Tomada como película cuyas imágenes crudas y descorazonadas se graban en la retina y la convierten en afectado proyector de futuras remembranzas, Elefante Blanco empieza y termina de la misma manera: sin diálogos. Tomada como reflejo de una tragedia cotidiana -las villas miseria-, la última película de Pablo Trapero empieza y termina, otra vez, de la misma manera: mal. La exhibición de atrocidades de Trapero elude cualquier introito verbal y va directo a los bifes cuando Julián -el “cura villero” interpretado por Darín- y Gerónimo -Jérémie Renier, -conocido por sus roles en La Promesa y El Niño, ambas de los hermanos Dardenne- el misionero francés recién llegado del Amazonas, se despiertan sobresaltados y resignados al mismo tiempo. De fondo, los disparos y la inconfundible voz de Pity Álvarez (a esta altura del partido, un meta discurso sobre el reviente) inauguran a puro rocanrol otro día en Ciudad Oculta y, el título de la película, con sus letras monstruosas e imponentes, se superpone a una mole de cemento (una construcción semi-abandonada, originalmente pensada por el socialista Alfredo Palacios en 1937 para ser el hospital más grande de Latinoamérica), lo que da como resultado un arranque de esos que patean culos y hacen mover el piecito. Hay promesa de acción y Elefante Blanco la cumple con golpes directos al medio del estómago.

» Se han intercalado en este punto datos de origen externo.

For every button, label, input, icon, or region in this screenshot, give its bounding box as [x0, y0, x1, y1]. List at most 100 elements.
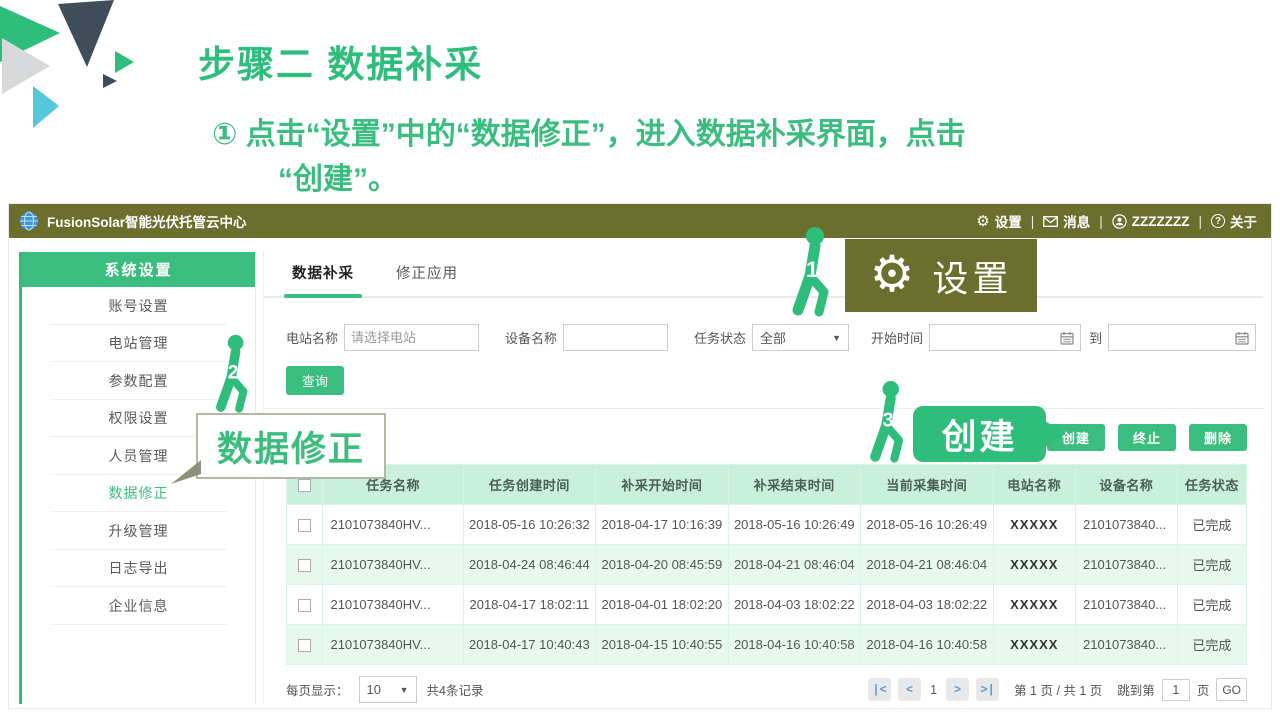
tab-data-recollection[interactable]: 数据补采	[292, 262, 354, 296]
delete-button[interactable]: 删除	[1189, 424, 1247, 451]
sidebar-item-log-export[interactable]: 日志导出	[22, 550, 255, 588]
walking-person-2-icon: 2	[212, 334, 254, 414]
cell-task-name: 2101073840HV...	[323, 585, 463, 625]
page-info: 第 1 页 / 共 1 页	[1014, 680, 1102, 699]
slide: 步骤二 数据补采 ① 点击“设置”中的“数据修正”，进入数据补采界面，点击 “创…	[0, 0, 1280, 720]
device-name-label: 设备名称	[505, 328, 557, 347]
cell-created-time: 2018-04-24 08:46:44	[463, 545, 595, 585]
filter-bar: 电站名称 设备名称 任务状态 全部 ▼ 开始时间	[286, 324, 1263, 351]
first-page-button[interactable]: |<	[868, 678, 891, 701]
cell-current-collect: 2018-04-21 08:46:04	[861, 545, 993, 585]
table-row: 2101073840HV... 2018-04-24 08:46:44 2018…	[287, 545, 1247, 585]
fusionsolar-logo-icon	[19, 211, 39, 231]
query-button[interactable]: 查询	[286, 366, 344, 395]
menu-separator: |	[1031, 214, 1035, 229]
menu-item-about[interactable]: ? 关于	[1211, 211, 1257, 231]
row-checkbox[interactable]	[298, 599, 311, 612]
cell-created-time: 2018-05-16 10:26:32	[463, 505, 595, 545]
device-name-input[interactable]	[563, 324, 668, 351]
cell-device-name: 2101073840...	[1076, 505, 1178, 545]
table-header-row: 任务名称 任务创建时间 补采开始时间 补采结束时间 当前采集时间 电站名称 设备…	[287, 465, 1247, 505]
col-current-collect: 当前采集时间	[861, 465, 993, 505]
step-number: 2	[228, 362, 239, 383]
gear-icon: ⚙	[976, 214, 989, 229]
total-records-text: 共4条记录	[427, 680, 484, 699]
menu-item-messages-label: 消息	[1063, 211, 1090, 231]
menu-separator: |	[1198, 214, 1202, 229]
terminate-button[interactable]: 终止	[1118, 424, 1176, 451]
sidebar-item-upgrade-management[interactable]: 升级管理	[22, 512, 255, 550]
row-checkbox[interactable]	[298, 519, 311, 532]
cell-device-name: 2101073840...	[1076, 625, 1178, 665]
cell-recollect-start: 2018-04-01 18:02:20	[596, 585, 728, 625]
cell-task-status: 已完成	[1177, 625, 1246, 665]
prev-page-button[interactable]: <	[898, 678, 921, 701]
select-all-checkbox[interactable]	[298, 479, 311, 492]
help-icon: ?	[1211, 214, 1225, 228]
step-number: 1	[806, 257, 818, 282]
menu-item-settings-label: 设置	[995, 211, 1022, 231]
end-time-input[interactable]	[1108, 324, 1256, 351]
menu-separator: |	[1099, 214, 1103, 229]
next-page-button[interactable]: >	[946, 678, 969, 701]
cell-task-name: 2101073840HV...	[323, 545, 463, 585]
menu-item-settings[interactable]: ⚙ 设置	[976, 211, 1021, 231]
col-task-status: 任务状态	[1177, 465, 1246, 505]
start-time-label: 开始时间	[871, 328, 923, 347]
walking-person-1-icon: 1	[786, 226, 838, 318]
cell-recollect-start: 2018-04-20 08:45:59	[596, 545, 728, 585]
per-page-label: 每页显示：	[286, 680, 349, 699]
task-status-value: 全部	[760, 328, 786, 347]
col-device-name: 设备名称	[1076, 465, 1178, 505]
menu-item-messages[interactable]: 消息	[1043, 211, 1090, 231]
sidebar-item-account-settings[interactable]: 账号设置	[22, 287, 255, 325]
task-table: 任务名称 任务创建时间 补采开始时间 补采结束时间 当前采集时间 电站名称 设备…	[286, 464, 1247, 665]
per-page-select[interactable]: 10 ▼	[359, 676, 417, 703]
page-title: 步骤二 数据补采	[198, 34, 483, 88]
cell-current-collect: 2018-04-03 18:02:22	[861, 585, 993, 625]
row-checkbox[interactable]	[298, 639, 311, 652]
col-created-time: 任务创建时间	[463, 465, 595, 505]
data-correction-callout-label: 数据修正	[217, 421, 365, 472]
row-checkbox[interactable]	[298, 559, 311, 572]
task-status-select[interactable]: 全部 ▼	[752, 324, 849, 351]
menu-item-account[interactable]: ZZZZZZZ	[1112, 214, 1190, 229]
step-number: 3	[883, 410, 894, 432]
tab-bar: 数据补采 修正应用	[264, 252, 1263, 298]
user-icon	[1112, 214, 1127, 229]
instruction-text: ① 点击“设置”中的“数据修正”，进入数据补采界面，点击 “创建”。	[212, 112, 966, 202]
station-name-input[interactable]	[344, 324, 479, 351]
to-label: 到	[1089, 328, 1102, 347]
pagination-left: 每页显示： 10 ▼ 共4条记录	[286, 676, 483, 703]
cell-task-name: 2101073840HV...	[323, 505, 463, 545]
jump-label: 跳到第	[1117, 680, 1155, 699]
jump-page-input[interactable]	[1162, 679, 1190, 701]
tab-correction-apply[interactable]: 修正应用	[396, 262, 458, 296]
mail-icon	[1043, 216, 1058, 227]
sidebar-item-data-correction[interactable]: 数据修正	[22, 475, 255, 513]
instruction-line-1: ① 点击“设置”中的“数据修正”，进入数据补采界面，点击	[212, 118, 966, 151]
sidebar-item-enterprise-info[interactable]: 企业信息	[22, 587, 255, 625]
start-time-input[interactable]	[929, 324, 1081, 351]
cell-recollect-start: 2018-04-17 10:16:39	[596, 505, 728, 545]
last-page-button[interactable]: >|	[976, 678, 999, 701]
cell-device-name: 2101073840...	[1076, 545, 1178, 585]
chevron-down-icon: ▼	[832, 333, 841, 343]
create-callout: 创建	[913, 406, 1046, 462]
col-recollect-end: 补采结束时间	[728, 465, 860, 505]
cell-task-status: 已完成	[1177, 585, 1246, 625]
task-status-label: 任务状态	[694, 328, 746, 347]
cell-current-collect: 2018-05-16 10:26:49	[861, 505, 993, 545]
cell-task-status: 已完成	[1177, 545, 1246, 585]
go-button[interactable]: GO	[1216, 678, 1247, 701]
cell-created-time: 2018-04-17 10:40:43	[463, 625, 595, 665]
menu-item-account-label: ZZZZZZZ	[1132, 214, 1190, 229]
cell-device-name: 2101073840...	[1076, 585, 1178, 625]
cell-recollect-end: 2018-05-16 10:26:49	[728, 505, 860, 545]
col-station-name: 电站名称	[993, 465, 1076, 505]
brand-title: FusionSolar智能光伏托管云中心	[47, 211, 247, 231]
instruction-line-2: “创建”。	[278, 157, 966, 202]
header-menu: ⚙ 设置 | 消息 | ZZZZZZZ | ? 关于	[976, 211, 1257, 231]
cell-task-name: 2101073840HV...	[323, 625, 463, 665]
calendar-icon	[1060, 331, 1074, 345]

La miseria extrema escenificada por Trapero denota su singular capacidad autoral de aprehender mundos casi siempre inexpugnables, campos cerrados cuyas líneas de fuerza absorben a quienes se acercan a él, anulando la efectividad de todo análisis externo y objetivador. En cada película del cineasta bonaerense se advierte un rechazo de los sujetos colectivos abstractos y preconcebidos en pos de transitar los oscuros meandros de un microcosmos determinado. De vez en cuando, el campo visual impuesto por la cámara permite advertir algo del “afuera”, como esos autos modernos que recorren las autopistas lindantes a la villa, pero sólo por medio de planos generales, de yuxtaposiciones dentro del cuadro. La diégesis impone un carácter férreo, equivalente a su trama de criaturas que nunca ceden.
Más que entregar certezas, Elefante Blanco siembra interrogantes en (y entre) sus personajes. Julián es presentado como un cura bondadoso y comprometido, un digno heredero del Padre Mugica (a quien le es dedicada la película), aunque siempre dentro del protocolo eclesiástico. Distintos parecen ser los pensamientos de Gerónimo y de la asistente social Luciana (Martina Guzmán), más flexibles y combativos. El hecho de no saber demasiado acerca del pasado de este trío protagónico (excepto que ambos hombres provienen de familias acomodadas) implica un acierto en el relato, puesto que los emparenta más profundamente con la sordidez de su aquí y su ahora, con ese presente kamikaze que eligieron para sus vidas. No hay nada más que la intensidad palpable de las acciones, y está bien que así sea.
Sin duda alguna, Trapero es un realista, el más realista (y talentoso) de los directores surgidos de aquella generación que forjó, allá lejos en plena década del 90, esa corriente denominada Nuevo Cine Argentino. Por el horror de lo que muestra, entonces, ésta es su obra más dura y visceral. El travelling que sigue a Gerónimo en su misión de rescatar un cadáver luego del enfrentamiento entre dos clanes de narcos constituye un ejemplo claro de tal contundencia. Frente a la abyección estética de programas televisivos como Policías en Acción, Elefante Blanco aborda con una sobriedad tajante la más salvaje de nuestras realidades sociales. Algo que, en estos tiempos violentos y absurdos, no es poca cosa.